20 - Giù la maschera

"Anche il mio. È da giorni che succede."

Lui sospirò dopo aver trovato l'aula che cercava. "Eccola. Comunque, sì, ti è capitato anche quando abbiamo parlato del piano per aiutare Riccardo."

"E anche quando ho telefonato al ginecologo. Il cellulare ha tre anni, dovrei cambiarlo." Dopo un attimo di silenzio, gli domandò: "Ci sei?"

"Sì. Pensavo a una cosa..."

"Una delle tue idee strampalate?"

"Quella che ha idee strampalate sei tu" ridacchiò lui. "No, sto facendo un ragionamento. Ci hai detto che tua mamma ha il numero di Francesco Calvi, colui che ha contattato Riccardo dicendo di avere le foto."

"Non sappiamo se è la medesima persona. Sappiamo solo che il numero è lo stesso."

"Okay, ma pensaci. Non trovi strano che tua mamma sia comparsa lì quando Riccardo doveva consegnare la valigetta? Tra tutti i negozi di Torino, proprio lì a quell'ora?"

"Coincidenze."

"Troppo comodo, non ci credo. Se era lì, deve esserci un motivo valido."

"È amica della commessa."

Corrado alzò gli occhi al soffitto. "Rovesciamo la prospettiva: non ti sembra strano che quell'uomo abbia dato appuntamento a Riccardo proprio lì, con tutte le piazze di Torino? Non è possibile!"

"Che cosa vuoi dire?" Forse aveva capito il suo ragionamento, ma si rifiutava di crederci.

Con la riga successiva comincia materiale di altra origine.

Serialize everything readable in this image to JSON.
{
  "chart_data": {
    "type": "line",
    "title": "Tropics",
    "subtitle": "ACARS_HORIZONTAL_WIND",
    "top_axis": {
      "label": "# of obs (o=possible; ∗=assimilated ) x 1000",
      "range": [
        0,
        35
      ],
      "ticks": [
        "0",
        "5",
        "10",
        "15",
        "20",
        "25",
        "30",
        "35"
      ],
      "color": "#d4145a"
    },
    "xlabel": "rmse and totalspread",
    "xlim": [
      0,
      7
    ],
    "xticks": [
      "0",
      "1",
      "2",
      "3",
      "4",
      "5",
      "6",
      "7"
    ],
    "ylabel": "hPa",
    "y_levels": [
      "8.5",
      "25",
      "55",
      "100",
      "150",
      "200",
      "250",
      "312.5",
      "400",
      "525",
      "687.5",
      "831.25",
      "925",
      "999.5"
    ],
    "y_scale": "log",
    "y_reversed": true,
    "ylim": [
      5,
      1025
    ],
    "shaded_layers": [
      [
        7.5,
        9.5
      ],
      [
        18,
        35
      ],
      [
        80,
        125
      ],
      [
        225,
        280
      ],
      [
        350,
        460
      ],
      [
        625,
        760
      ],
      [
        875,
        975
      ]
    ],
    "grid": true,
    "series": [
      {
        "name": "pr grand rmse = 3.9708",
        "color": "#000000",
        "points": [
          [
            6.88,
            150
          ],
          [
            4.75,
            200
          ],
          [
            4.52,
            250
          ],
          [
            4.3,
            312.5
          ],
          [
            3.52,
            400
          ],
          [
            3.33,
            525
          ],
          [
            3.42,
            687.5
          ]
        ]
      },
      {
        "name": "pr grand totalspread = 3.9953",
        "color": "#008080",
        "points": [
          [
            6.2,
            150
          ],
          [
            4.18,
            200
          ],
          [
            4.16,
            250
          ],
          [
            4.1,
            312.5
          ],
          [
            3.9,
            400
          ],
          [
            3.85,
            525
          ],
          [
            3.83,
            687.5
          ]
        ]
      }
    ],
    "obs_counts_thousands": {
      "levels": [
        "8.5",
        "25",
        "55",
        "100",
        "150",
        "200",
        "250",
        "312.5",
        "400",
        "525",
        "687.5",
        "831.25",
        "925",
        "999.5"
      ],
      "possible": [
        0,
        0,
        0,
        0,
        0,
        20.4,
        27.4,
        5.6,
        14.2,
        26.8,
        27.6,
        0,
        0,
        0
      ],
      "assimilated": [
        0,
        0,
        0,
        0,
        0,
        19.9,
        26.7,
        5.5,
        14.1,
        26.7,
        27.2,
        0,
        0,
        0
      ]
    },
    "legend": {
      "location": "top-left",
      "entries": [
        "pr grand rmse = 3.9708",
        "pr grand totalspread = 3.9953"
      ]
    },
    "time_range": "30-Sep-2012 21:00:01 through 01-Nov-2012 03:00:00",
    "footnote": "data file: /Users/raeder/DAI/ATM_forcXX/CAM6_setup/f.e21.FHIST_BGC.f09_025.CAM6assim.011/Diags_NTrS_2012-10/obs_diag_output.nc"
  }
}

"E se tua mamma avesse chiesto a questo Francesco Calvi di seguirvi al mare perché aveva dei sospetti? Lui vi ha colto sul fatto e, invece di mostrare le immagini a Elettra, ha pensato bene di ricattare Riccardo per ottenere più soldi di quelli che gli aveva promesso lei."

"Riccardo non è ricco. Netflix ti fa male, la prossima volta guarda un cartone di Peppa Pig."

"Magari quell'uomo ha mostrato le foto a Elettra e lei, per mettervi alla prova, ha organizzato questo finto ricatto. Ecco perché è uscita dal negozio in quel momento: voleva vedere fino a che punto si sarebbe spinto."

"È ufficiale: Netflix ti ha spento qualche neurone. Mamma non si sarebbe mai comportata così. Impazzirebbe, ti assicuro che non sa nulla. Sono sua figlia, me ne accorgerei."

"Scommetto che Elettra dice lo stesso di te."

"Non sei divertente. Piuttosto, dovremmo scoprire qualcosa su Francesco Calvi. Sai come possiamo rintracciare il numero?"

"Ha un profilo Facebook."

"Sì, me l'hai detto" sottolineò lei vedendo delle calze in un angolo. Dovevano esserle cadute quando aveva aperto l'armadio qualche ora prima. "Ci sono solo foto di paesaggi. Hai sbirciato tutto il profilo?"

"No, all'ennesima foto delle mucche al pascolo mi sono leggermente rotto le scatole" rispose lui guardando dalla finestra nel corridoio. Da lì vedeva il cortile interno.

"Controllerò io" disse lei raccogliendo le calze. Aprì l'armadio e risentì quell'interferenza. Buttò le calze in un angolo, ripromettendosi che prima o poi le avrebbe affiancate alle altre, e ritornò vicino all'ingresso della camera. "Credo che al centro della stanza il segnale non prenda bene, lo dirò a mamma."

"Oh, Dior."

"Che hai?"

"Perla... i-io... Visto che c'era di nuovo quell'interferenza ho cercato il profilo e sono arrivato alle prime foto pubblicate."

Lei si ravviò i capelli lisci. "Sputa il rospo!"

"Ho visto che... che Francesco Calvi... o, almeno, l'unico Francesco Calvi residente in Piemonte che ho trovato, ha pubblicato una vecchia foto di classe. Forse le elementari..."

"E questo cosa cazzo c'entra?" domandò lei dopo essersi morsa l'interno della guancia. La curiosità la stava uccidendo.

"Nella foto spicca una bambina... Boccoli biondi, sguardo cattivo... poi ho guardato i like e..."

"Germana? Lui e Germana frequentavano le elementari insieme?"

"Magari sono coincidenze."

"Hai detto che non ci credi."

"Quindi mi ascolti quando parlo."

"Corrado" lo apostrofò lei con piglio deciso. "Quella bambina potrebbe essere Germana?"

Lui sospirò e annuì con un mugolio.

"Non è una coincidenza. Forse... hai ragione."

"Adesso avrei ragione?" replicò lui fingendo di essersi offeso.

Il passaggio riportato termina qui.